Poi il protagonista: l’ispettore Ikmen, infatti, sembra essere un concentrato di quanto di più politicamente scorretto ci sia nel mondo del noir. Piccolo, brutto, sgraziato, di mezza età, sgualcito come solo sa essere il tenente Colombo, ha sposato per amore Fatma che gli ha dato ben otto figli con un nono in arrivo nel corso dell’inchiesta. A differenza della moglie e, come vedremo, del suo principale collaboratore, è un musulmano molto sui generis: fuma (come un turco, va da sé), beve ed è, nonostante tutto, molto legato al padre Timür che gli ha dato una cultura cosmopolita e laica, in cui la nozione di Dio è abbastanza vaga.
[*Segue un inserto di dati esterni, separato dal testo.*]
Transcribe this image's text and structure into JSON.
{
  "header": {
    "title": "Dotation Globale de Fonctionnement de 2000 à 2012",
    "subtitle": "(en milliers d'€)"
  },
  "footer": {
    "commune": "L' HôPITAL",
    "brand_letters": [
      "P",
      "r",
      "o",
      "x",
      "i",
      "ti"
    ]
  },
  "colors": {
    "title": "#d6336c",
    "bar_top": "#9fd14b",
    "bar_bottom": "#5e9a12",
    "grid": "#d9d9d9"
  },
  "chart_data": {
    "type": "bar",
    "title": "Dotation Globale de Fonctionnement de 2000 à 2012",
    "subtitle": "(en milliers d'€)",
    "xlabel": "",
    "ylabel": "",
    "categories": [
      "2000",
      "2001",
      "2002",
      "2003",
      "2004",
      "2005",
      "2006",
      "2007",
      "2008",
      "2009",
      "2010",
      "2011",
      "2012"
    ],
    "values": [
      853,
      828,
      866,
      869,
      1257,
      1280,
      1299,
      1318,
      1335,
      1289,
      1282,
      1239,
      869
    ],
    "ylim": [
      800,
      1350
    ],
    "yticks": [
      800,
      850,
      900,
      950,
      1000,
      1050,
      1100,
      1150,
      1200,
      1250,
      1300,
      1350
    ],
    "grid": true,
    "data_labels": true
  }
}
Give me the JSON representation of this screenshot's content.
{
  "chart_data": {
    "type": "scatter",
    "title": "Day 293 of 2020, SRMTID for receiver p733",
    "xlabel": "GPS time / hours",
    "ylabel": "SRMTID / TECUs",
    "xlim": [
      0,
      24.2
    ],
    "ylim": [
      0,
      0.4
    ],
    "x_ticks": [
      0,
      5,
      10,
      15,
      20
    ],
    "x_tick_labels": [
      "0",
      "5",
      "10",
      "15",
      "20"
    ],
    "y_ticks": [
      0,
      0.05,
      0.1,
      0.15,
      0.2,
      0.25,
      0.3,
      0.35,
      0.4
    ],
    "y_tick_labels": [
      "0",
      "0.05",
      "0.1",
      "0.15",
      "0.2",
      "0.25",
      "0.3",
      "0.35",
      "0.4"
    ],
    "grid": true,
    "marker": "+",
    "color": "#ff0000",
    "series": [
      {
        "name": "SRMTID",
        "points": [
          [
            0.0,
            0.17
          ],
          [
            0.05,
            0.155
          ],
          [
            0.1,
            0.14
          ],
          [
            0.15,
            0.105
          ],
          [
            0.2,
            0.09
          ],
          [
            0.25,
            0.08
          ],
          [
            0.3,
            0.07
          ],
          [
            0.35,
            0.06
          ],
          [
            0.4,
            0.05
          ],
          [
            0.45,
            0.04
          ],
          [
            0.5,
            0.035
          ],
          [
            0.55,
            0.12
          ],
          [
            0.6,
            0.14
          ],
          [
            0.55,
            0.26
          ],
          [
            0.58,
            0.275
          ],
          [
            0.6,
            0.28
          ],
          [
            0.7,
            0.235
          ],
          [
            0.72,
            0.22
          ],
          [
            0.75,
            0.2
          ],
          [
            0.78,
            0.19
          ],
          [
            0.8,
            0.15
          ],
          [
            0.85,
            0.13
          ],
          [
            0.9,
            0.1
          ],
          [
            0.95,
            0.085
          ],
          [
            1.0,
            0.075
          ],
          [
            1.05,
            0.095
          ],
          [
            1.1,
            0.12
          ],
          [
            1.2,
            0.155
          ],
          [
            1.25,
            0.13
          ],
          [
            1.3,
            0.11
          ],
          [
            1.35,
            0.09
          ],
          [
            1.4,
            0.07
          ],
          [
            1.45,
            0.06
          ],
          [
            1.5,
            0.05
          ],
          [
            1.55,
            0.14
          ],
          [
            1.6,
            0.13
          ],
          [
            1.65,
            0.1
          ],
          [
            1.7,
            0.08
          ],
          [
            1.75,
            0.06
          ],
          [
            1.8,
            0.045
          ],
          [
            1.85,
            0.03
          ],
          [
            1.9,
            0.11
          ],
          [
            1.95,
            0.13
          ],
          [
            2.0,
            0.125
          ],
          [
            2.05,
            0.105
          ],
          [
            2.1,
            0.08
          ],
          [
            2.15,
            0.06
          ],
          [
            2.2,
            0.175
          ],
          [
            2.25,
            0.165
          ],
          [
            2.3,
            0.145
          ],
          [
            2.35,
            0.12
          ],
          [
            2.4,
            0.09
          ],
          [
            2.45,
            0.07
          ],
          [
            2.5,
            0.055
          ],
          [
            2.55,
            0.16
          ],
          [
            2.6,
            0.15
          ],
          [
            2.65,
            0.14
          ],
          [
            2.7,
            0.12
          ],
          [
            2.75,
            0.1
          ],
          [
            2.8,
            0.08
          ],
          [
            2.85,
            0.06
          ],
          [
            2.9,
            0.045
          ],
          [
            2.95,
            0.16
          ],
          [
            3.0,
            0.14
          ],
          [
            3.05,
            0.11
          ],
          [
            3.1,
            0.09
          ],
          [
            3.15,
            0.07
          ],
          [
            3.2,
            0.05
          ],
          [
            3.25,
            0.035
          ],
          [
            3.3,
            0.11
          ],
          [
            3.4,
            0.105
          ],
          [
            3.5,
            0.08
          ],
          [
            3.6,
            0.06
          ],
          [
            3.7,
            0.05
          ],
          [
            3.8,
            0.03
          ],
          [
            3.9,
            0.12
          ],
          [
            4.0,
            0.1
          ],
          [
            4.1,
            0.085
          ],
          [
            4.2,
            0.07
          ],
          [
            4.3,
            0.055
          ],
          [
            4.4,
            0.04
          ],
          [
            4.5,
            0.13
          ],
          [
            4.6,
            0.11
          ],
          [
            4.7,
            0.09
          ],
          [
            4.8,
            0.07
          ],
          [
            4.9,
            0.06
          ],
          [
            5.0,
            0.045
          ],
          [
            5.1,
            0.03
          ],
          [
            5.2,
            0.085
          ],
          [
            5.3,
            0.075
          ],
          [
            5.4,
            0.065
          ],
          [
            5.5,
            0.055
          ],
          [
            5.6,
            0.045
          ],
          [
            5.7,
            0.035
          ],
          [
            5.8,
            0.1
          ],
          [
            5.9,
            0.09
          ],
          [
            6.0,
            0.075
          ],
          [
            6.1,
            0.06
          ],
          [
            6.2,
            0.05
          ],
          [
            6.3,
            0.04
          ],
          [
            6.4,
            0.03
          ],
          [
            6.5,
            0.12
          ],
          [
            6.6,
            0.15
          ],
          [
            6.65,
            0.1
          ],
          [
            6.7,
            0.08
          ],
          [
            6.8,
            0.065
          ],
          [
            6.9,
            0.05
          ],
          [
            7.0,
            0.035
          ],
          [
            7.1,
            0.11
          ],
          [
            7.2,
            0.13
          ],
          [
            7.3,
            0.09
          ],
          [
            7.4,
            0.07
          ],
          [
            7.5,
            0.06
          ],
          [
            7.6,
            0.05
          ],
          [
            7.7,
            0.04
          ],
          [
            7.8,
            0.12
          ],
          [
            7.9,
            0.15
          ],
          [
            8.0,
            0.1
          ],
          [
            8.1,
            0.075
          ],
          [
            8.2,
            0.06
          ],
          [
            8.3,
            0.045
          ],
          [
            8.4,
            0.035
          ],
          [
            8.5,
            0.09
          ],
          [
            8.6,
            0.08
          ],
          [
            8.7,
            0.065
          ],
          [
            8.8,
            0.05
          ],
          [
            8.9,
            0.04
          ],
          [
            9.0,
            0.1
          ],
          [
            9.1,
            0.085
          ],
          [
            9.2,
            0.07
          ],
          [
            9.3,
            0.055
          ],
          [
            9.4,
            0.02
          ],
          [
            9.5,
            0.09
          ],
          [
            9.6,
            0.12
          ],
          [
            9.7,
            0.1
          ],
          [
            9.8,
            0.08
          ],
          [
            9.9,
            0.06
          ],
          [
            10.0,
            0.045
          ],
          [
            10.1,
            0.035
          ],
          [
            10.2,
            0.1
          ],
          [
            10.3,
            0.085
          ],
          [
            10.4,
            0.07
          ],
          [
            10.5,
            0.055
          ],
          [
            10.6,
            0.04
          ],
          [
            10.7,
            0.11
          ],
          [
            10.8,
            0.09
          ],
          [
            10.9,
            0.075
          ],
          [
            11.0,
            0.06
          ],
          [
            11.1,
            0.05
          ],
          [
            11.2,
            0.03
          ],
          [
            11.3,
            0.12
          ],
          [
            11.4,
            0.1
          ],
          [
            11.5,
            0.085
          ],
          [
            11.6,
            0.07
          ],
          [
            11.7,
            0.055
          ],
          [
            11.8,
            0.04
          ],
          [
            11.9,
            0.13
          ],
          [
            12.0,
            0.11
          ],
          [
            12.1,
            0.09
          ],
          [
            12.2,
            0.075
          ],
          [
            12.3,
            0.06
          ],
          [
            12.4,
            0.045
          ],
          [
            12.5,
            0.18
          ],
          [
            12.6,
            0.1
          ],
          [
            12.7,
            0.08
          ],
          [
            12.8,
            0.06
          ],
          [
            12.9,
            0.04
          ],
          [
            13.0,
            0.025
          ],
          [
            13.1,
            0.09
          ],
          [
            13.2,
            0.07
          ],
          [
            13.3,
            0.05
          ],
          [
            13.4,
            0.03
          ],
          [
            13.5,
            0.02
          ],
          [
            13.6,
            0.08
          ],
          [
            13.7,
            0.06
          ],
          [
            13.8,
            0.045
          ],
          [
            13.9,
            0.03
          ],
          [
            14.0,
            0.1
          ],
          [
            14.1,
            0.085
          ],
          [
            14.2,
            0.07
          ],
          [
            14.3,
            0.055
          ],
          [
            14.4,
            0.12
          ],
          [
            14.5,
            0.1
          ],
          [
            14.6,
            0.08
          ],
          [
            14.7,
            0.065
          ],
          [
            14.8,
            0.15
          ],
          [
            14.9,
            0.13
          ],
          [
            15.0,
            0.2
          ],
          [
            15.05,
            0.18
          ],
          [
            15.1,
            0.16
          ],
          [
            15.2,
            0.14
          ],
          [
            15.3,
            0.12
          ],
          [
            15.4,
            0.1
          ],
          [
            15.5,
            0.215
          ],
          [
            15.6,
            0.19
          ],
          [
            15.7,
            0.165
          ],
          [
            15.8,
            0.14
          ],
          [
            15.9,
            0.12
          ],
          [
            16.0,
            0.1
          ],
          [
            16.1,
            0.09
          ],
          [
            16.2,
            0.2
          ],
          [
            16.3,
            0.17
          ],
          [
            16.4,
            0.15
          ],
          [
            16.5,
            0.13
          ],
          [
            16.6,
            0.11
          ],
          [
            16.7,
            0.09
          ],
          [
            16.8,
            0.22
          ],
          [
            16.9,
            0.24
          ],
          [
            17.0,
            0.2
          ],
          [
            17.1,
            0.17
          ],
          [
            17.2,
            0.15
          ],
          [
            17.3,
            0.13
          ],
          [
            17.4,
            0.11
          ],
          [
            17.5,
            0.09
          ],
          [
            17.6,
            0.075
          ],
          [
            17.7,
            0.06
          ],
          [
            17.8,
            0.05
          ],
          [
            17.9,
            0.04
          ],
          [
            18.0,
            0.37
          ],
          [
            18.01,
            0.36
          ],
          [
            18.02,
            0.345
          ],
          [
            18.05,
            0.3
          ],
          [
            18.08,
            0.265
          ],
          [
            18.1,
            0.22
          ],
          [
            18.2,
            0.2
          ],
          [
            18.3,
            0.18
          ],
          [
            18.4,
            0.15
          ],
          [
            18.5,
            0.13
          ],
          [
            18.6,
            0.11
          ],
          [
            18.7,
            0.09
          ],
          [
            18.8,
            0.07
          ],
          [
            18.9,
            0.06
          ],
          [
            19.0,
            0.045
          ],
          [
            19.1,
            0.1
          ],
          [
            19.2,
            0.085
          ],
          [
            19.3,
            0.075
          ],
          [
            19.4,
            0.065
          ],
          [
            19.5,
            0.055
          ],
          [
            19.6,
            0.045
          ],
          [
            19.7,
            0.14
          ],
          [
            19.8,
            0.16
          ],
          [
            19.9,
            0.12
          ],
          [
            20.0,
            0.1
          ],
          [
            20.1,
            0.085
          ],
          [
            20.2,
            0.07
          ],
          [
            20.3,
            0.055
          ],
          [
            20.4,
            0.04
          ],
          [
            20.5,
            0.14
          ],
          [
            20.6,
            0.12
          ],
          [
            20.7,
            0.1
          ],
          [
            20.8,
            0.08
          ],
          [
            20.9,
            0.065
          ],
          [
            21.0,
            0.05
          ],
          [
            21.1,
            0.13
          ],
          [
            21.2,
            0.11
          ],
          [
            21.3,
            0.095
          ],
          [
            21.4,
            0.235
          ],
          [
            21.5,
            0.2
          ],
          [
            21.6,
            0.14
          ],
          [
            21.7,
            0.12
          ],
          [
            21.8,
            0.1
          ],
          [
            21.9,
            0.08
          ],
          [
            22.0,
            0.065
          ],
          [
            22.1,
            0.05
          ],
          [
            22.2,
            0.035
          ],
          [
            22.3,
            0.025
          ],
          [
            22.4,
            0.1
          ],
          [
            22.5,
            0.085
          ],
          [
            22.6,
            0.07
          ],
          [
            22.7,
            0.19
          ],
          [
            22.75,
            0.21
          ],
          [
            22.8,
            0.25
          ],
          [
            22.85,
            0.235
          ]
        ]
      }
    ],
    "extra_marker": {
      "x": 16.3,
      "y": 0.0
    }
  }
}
Ma quando si tratta di stanare il responsabile di un crimine è imbattibile: capace di non dormire per due giorni filati, cerca instancabile le ragioni personali e storiche che hanno portato all’assassinio (e in questo ricorda un po’ Maigret), non curandosi delle apparenze e degli appelli a cercare la soluzione più semplice come vorrebbero i suoi superiori.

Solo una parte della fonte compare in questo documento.